The Slatest

Marco Rubio’s Freedom Agenda

Republican presidential candidate Sen. Marco Rubio (R-FL) speaks with attendeees following a hosted by the Foreign Policy Initiative at the 3 West Club on August 14, 2015 in New York City.

Photo by Bryan Thomas/Getty Images

On the day that Secretary of State John Kerry is visiting Cuba to raise the stars and stripes over the U.S. embassy in Havana for the first time in 54 years, Cuban-American senator and presidential candidate Marco Rubio blasted the move as representing “the convergence of nearly every flawed strategic, moral, and economic notion” of Obama’s foreign policy.

Attacking the rapprochement with Cuba certainly makes sense in the GOP primary, though as I noted last month, it could be risky in the general election with the public increasingly coming around to supporting closer ties with Cuba.

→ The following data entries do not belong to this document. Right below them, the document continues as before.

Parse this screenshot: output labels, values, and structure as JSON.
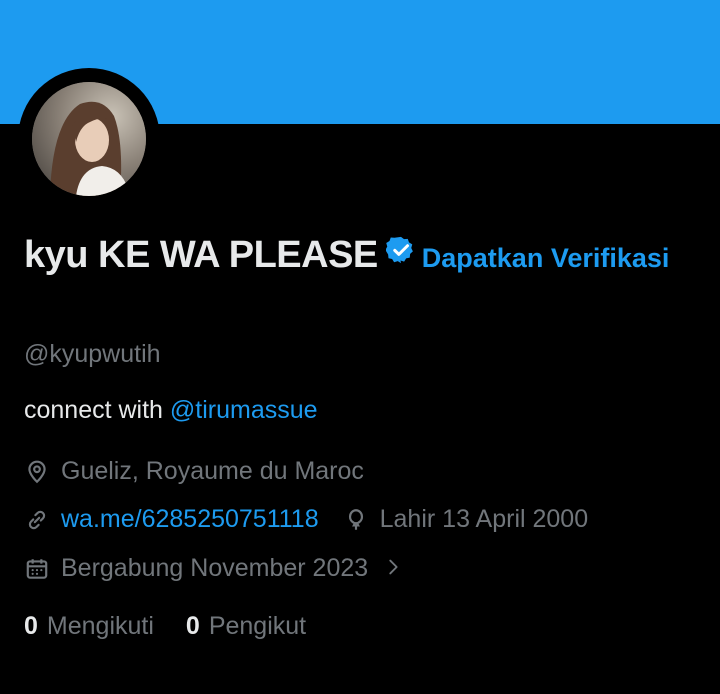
{
  "profile": {
    "display_name": "kyu KE WA PLEASE",
    "verify_cta": "Dapatkan Verifikasi",
    "handle": "@kyupwutih",
    "bio_text": "connect with ",
    "bio_mention": "@tirumassue",
    "location": "Gueliz, Royaume du Maroc",
    "website": "wa.me/6285250751118",
    "birthday": "Lahir 13 April 2000",
    "joined": "Bergabung November 2023",
    "following_count": "0",
    "following_label": "Mengikuti",
    "followers_count": "0",
    "followers_label": "Pengikut"
  },
  "colors": {
    "banner": "#1d9bf0",
    "accent": "#1d9bf0",
    "background": "#000000",
    "primary_text": "#e7e9ea",
    "secondary_text": "#71767b"
  },
  "icons": [
    "verified-badge-icon",
    "location-icon",
    "link-icon",
    "birthday-icon",
    "calendar-icon",
    "chevron-right-icon"
  ]
}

But Rubio’s critique is more broad. In remarks released early from the address Rubio delivered this morning at an event hosted by the Foreign Policy Initiative in New York on Friday, Rubio accused Obama of having been “quick to deal with the oppressors, but slow to deal with the oppressed.” He also vowed to roll back the recent diplomatic overtures, should he become president, until “meaningful political and human rights reforms” occur. Likewise, he would revoke the Iran nuclear deal, pass “crushing” new sanctions against Iran, and ensure that any future talks are linked to Iran’s “broader conduct, from human rights abuses to support for terrorism and threats against Israel.”

Every major GOP candidate has promised to rescind the Iran and Cuba deals. But Rubio goes much farther than the others in his emphasis on democracy and human rights. Much more than rival Floridian Jeb Bush, who has been struggling with how to approach his brother’s Iraq legacy, Rubio is running as the standard-bearer of George W. Bush’s neoconservative “freedom agenda”—using American power to aggressively promote democracy overseas.

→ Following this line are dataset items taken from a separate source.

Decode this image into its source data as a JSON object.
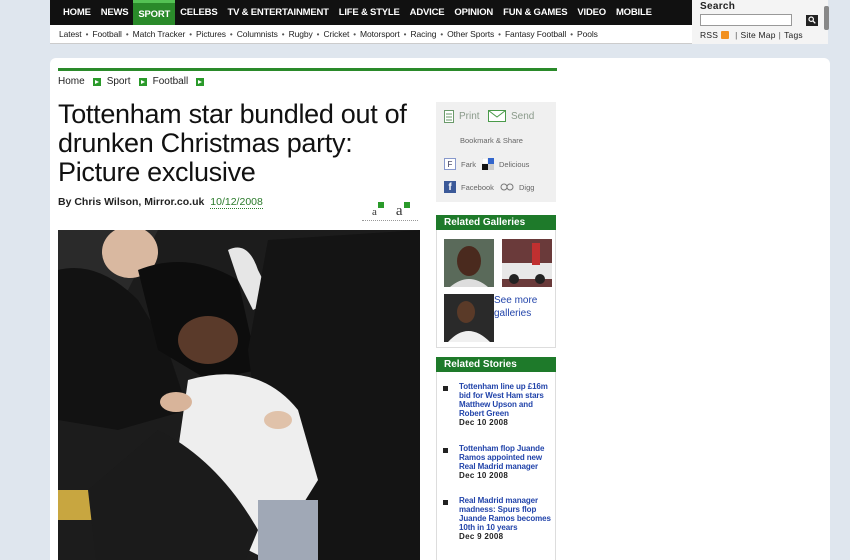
{
  "nav": {
    "main": [
      "HOME",
      "NEWS",
      "SPORT",
      "CELEBS",
      "TV & ENTERTAINMENT",
      "LIFE & STYLE",
      "ADVICE",
      "OPINION",
      "FUN & GAMES",
      "VIDEO",
      "MOBILE"
    ],
    "active": "SPORT",
    "sub": [
      "Latest",
      "Football",
      "Match Tracker",
      "Pictures",
      "Columnists",
      "Rugby",
      "Cricket",
      "Motorsport",
      "Racing",
      "Other Sports",
      "Fantasy Football",
      "Pools"
    ]
  },
  "search": {
    "title": "Search",
    "rss": "RSS",
    "sitemap": "Site Map",
    "tags": "Tags"
  },
  "breadcrumb": [
    "Home",
    "Sport",
    "Football"
  ],
  "article": {
    "headline": "Tottenham star bundled out of drunken Christmas party: Picture exclusive",
    "byline": "By Chris Wilson, Mirror.co.uk",
    "date": "10/12/2008",
    "text_small": "a",
    "text_large": "a"
  },
  "tools": {
    "print": "Print",
    "send": "Send",
    "bookmark": "Bookmark & Share",
    "fark": "Fark",
    "delicious": "Delicious",
    "facebook": "Facebook",
    "digg": "Digg"
  },
  "galleries": {
    "title": "Related Galleries",
    "more": "See more galleries"
  },
  "stories": {
    "title": "Related Stories",
    "items": [
      {
        "title": "Tottenham line up £16m bid for West Ham stars Matthew Upson and Robert Green",
        "date": "Dec 10 2008"
      },
      {
        "title": "Tottenham flop Juande Ramos appointed new Real Madrid manager",
        "date": "Dec 10 2008"
      },
      {
        "title": "Real Madrid manager madness: Spurs flop Juande Ramos becomes 10th in 10 years",
        "date": "Dec 9 2008"
      }
    ]
  },
  "colors": {
    "nav_bg": "#111111",
    "accent_green": "#2a8a2a",
    "box_header": "#1e7a2a",
    "link_blue": "#2244aa",
    "page_bg": "#dfe6ee"
  }
}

Though the soundbites are good, it’s an odd choice for Rubio. Much of the Republican party, including to some extent, much of the Bush administration, soured on democracy promotion as the Iraq war grew increasingly unpopular and the policy produced unintended consequences such as Hamas’s 2006 Palestinian election victory. Today, Rubio’s rhetoric stands out in an election where his rivals are citing Egyptian strongman Abdel Fattah al-Sisi as a model world leader. (Like Bush, Rubio isn’t a complete purist: His staunch pro-democracy stance evidently doesn’t extend to America’s allies in the Persian Gulf.) The American public also doesn’t seem too interested in making the world safe for democracy these days: Only about 18 percent say spreading democracy should be one of America’s top priorities. For promoting human rights, it’s 33 percent.

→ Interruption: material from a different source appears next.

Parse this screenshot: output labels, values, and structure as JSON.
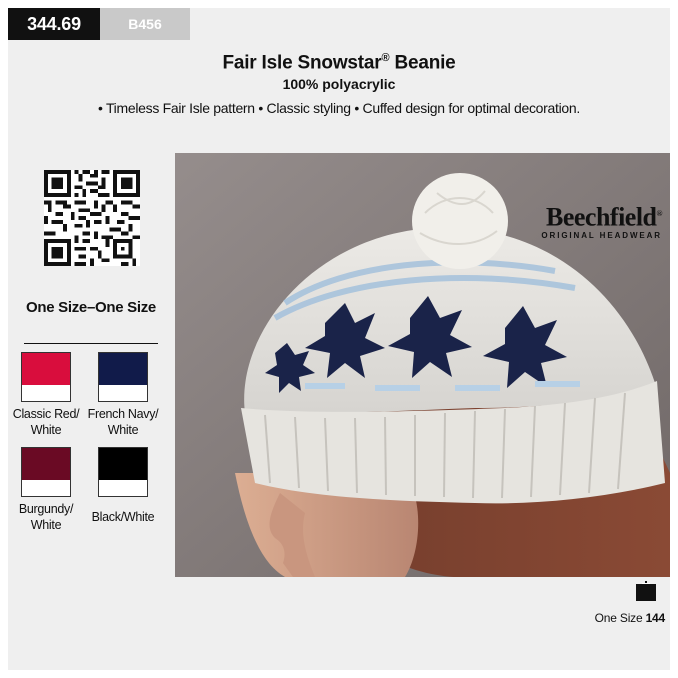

Rubio’s rhetoric does draw a stark contrast with the current president’s skepticism about democracy promotion. Obama famously told an audience in Cairo in 2009 that “no system of government can or should be imposed upon one nation by any other” and, as he nears the end of his term, is finally putting in place something resembling the pragmatic realist foreign policy he ran on.

But Rubio won’t be running against Obama, much as his party will try to frame the general that way. Hillary Clinton may support the Iran and Cuba deals, but as a secretary of state, she was more of a humanitarian hawk than her former boss, pushing for intervention against dictators Muammar al-Qaddafi and Bashar al-Assad. A Clinton-Rubio race offers the prospect of two advocates for using American power to promote democracy and human rights competing for the votes of Americans who are deeply suspicious about the whole concept.